US elections: Obama leads, Romney accused of ‘desperation’
President Barack Obama has edged ahead of Republican presidential challenger Mitt Romney in the final days of the presidential campaign, helped by his handling of Hurricane Sandy.
Washington: President Barack Obama has edged ahead of Republican presidential challenger Mitt Romney in the final days of the presidential campaign, helped by his handling of Hurricane Sandy, according to a new poll.
As the two candidates criss-crossed the country in a last round of campaigning before Tuesday’s election, a survey by the Pew Research Center, one of the most reliable pollsters, showed Obama leading Romney 48 to 45 percent among likely voters.
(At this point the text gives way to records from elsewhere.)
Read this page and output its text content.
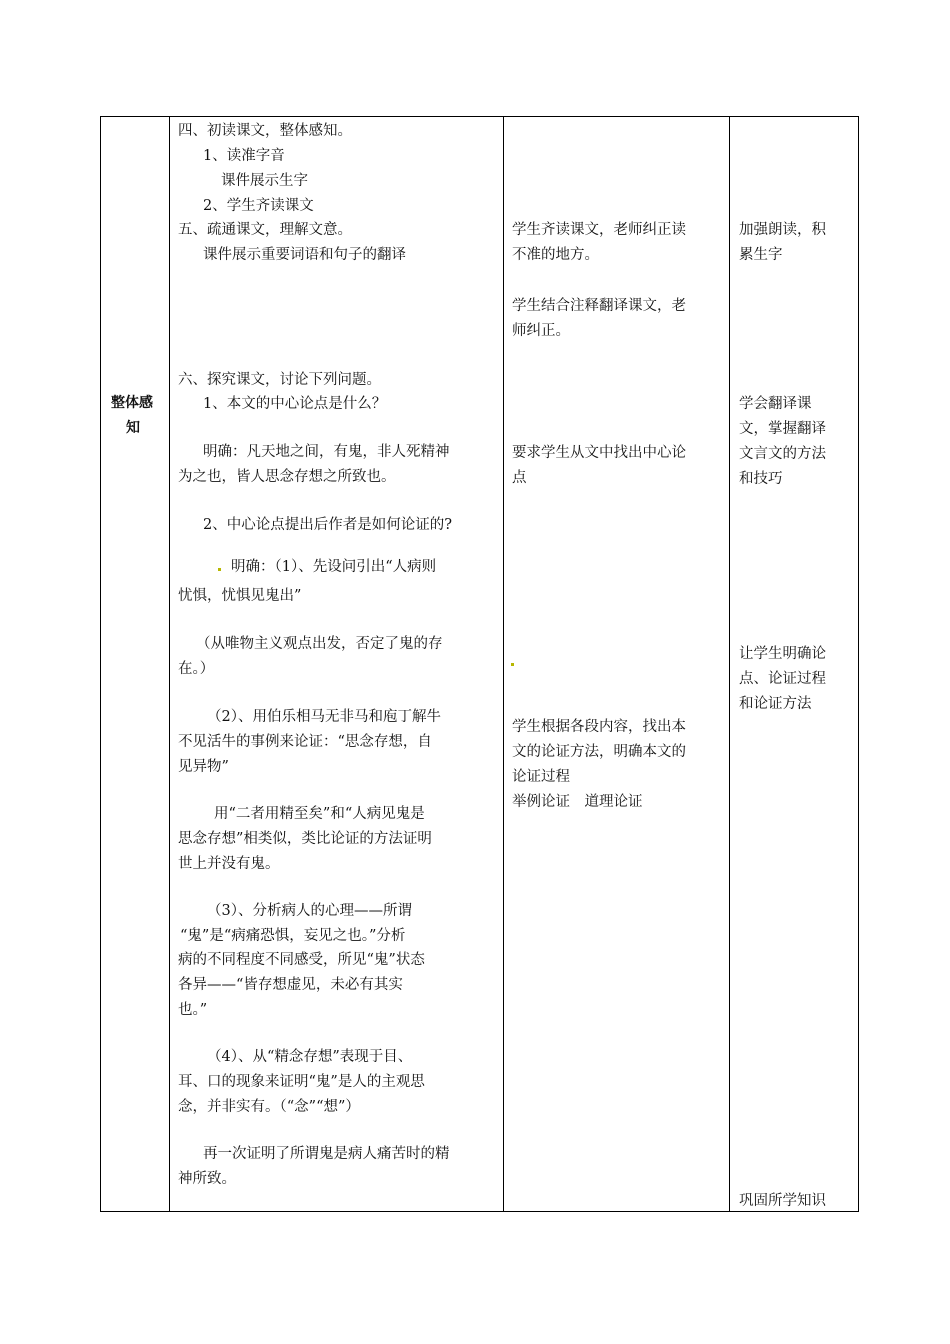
整体感
知
四、初读课文，整体感知。
1、读准字音
课件展示生字
2、学生齐读课文
五、疏通课文，理解文意。
课件展示重要词语和句子的翻译
六、探究课文，讨论下列问题。
1、本文的中心论点是什么？
明确：凡天地之间，有鬼，非人死精神
为之也，皆人思念存想之所致也。
2、中心论点提出后作者是如何论证的?
明确：（1）、先设问引出“人病则
忧惧，忧惧见鬼出”
（从唯物主义观点出发，否定了鬼的存
在。）
（2）、用伯乐相马无非马和庖丁解牛
不见活牛的事例来论证：“思念存想，自
见异物”
用“二者用精至矣”和“人病见鬼是
思念存想”相类似，类比论证的方法证明
世上并没有鬼。
（3）、分析病人的心理——所谓
“鬼”是“病痛恐惧，妄见之也。”分析
病的不同程度不同感受，所见“鬼”状态
各异——“皆存想虚见，未必有其实
也。”
（4）、从“精念存想”表现于目、
耳、口的现象来证明“鬼”是人的主观思
念，并非实有。（“念”“想”）
再一次证明了所谓鬼是病人痛苦时的精
神所致。
学生齐读课文，老师纠正读
不准的地方。
学生结合注释翻译课文，老
师纠正。
要求学生从文中找出中心论
点
学生根据各段内容，找出本
文的论证方法，明确本文的
论证过程
举例论证　道理论证
加强朗读，积
累生字
学会翻译课
文，掌握翻译
文言文的方法
和技巧
让学生明确论
点、论证过程
和论证方法
巩固所学知识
Pew estimated that in the final tally, Obama will take 50 percent of the popular vote to 47 percent for Romney.
The modest lead for Obama marks a shift from a week ago when the two were tied on 47 percent before Sandy.
According to the Guardian, the findings are similar to the Wall Street Journal/NBC poll published at the weekend. The two offer the first firm evidence of the impact of Sandy on the election.
The poll came as the president’s top campaign advisers accused Romney of desperation on Sunday as they claimed the race was moving decisively in Obama`s direction.
Obama is enjoying a slight edge in polls from most of the crucial swing states that will decide the outcome, the report said.
The president’s team claimed that Romney’s frantic campaign schedule reflected a sense of desperation, squeezing in a late visit to previously neglected Pennsylvania on Sunday in the search for elusive electoral college votes elsewhere.
In an interview with ABC News, David Plouffe, who organised Obama`s re-election bid, expressed confidence the president will win on Tuesday, and seized on a comment by Karl Rove that Obama had benefited from superstorm Sandy, the report added.
Another Obama strategist, David Axelrod, commenting on Romney`s Pennsylvania trip, said: "They understand that they``re in deep trouble. They``ve tried to expand the map because they know in states like Ohio.
“They`re behind and they`re not catching up at this point," he said, adding: "They understand that the traditional, or the battleground, states that we`ve been focusing are not working out for them."